All the nice yachts have come to Galway.

I leave Galway at a bad time though. Currently, the Volvo Ocean Race, a nine-month yacht race around the world is stopped in Galway for two weeks. They got in late Saturday night after the pubs closed to a roaring audience around the bay just outside my balcony. People were everywhere and they had music and fireworks to greet the first boat. Also, thanks to my rugged good looks and inescapable charm, I got a couple of hot girls without a place to stay to come to my place to continue the party. The few remaining American students also came as well as some of our Irish friends. It was a great party that lasted until the sun came up. It was a memorable last party.

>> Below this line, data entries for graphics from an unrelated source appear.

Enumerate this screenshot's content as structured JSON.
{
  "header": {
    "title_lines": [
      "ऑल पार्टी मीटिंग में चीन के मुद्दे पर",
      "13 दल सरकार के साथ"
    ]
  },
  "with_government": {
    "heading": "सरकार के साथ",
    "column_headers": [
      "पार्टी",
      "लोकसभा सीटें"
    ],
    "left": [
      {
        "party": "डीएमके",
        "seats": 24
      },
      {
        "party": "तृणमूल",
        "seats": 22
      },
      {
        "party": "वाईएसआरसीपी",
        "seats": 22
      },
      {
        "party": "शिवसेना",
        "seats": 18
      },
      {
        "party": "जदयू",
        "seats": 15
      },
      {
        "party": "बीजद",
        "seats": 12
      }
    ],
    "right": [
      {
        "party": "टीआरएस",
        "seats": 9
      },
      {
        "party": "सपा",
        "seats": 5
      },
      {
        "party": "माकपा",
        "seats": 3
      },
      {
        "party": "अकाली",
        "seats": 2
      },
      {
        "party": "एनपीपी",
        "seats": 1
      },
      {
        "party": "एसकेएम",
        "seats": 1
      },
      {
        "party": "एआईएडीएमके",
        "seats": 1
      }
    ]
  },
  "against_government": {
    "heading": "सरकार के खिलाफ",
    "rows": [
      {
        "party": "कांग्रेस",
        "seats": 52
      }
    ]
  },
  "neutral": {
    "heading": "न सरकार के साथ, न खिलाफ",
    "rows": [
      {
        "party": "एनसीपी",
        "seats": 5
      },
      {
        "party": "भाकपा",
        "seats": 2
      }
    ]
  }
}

The racing boats out of the water.


The Irish competitor, the Green Dragon.

Anyways, for the past few days Galway has been buzzing with visitors and there has been live music and people walking around just outside my window admiring the yachts that are being repaired. In two days though they will all start racing around Galway Bay which is supposed to be so cool. I wish I could see it but I have more to do here in Europe. I meet my sister in Poland on June 22 but until then I am on my own. I consider myself to be an independent person but three weeks completely on my own will be testing. I guess my writing will have to keep me company.
Well, this is goodbye to Ireland. I love it here and consider it a second home. I’m sure I will be back again and I will be very glad when I do, but I’m sure it could never be as electric and fun as it is now for me. This has been a once in a lifetime gift that I will never forget. What an experience.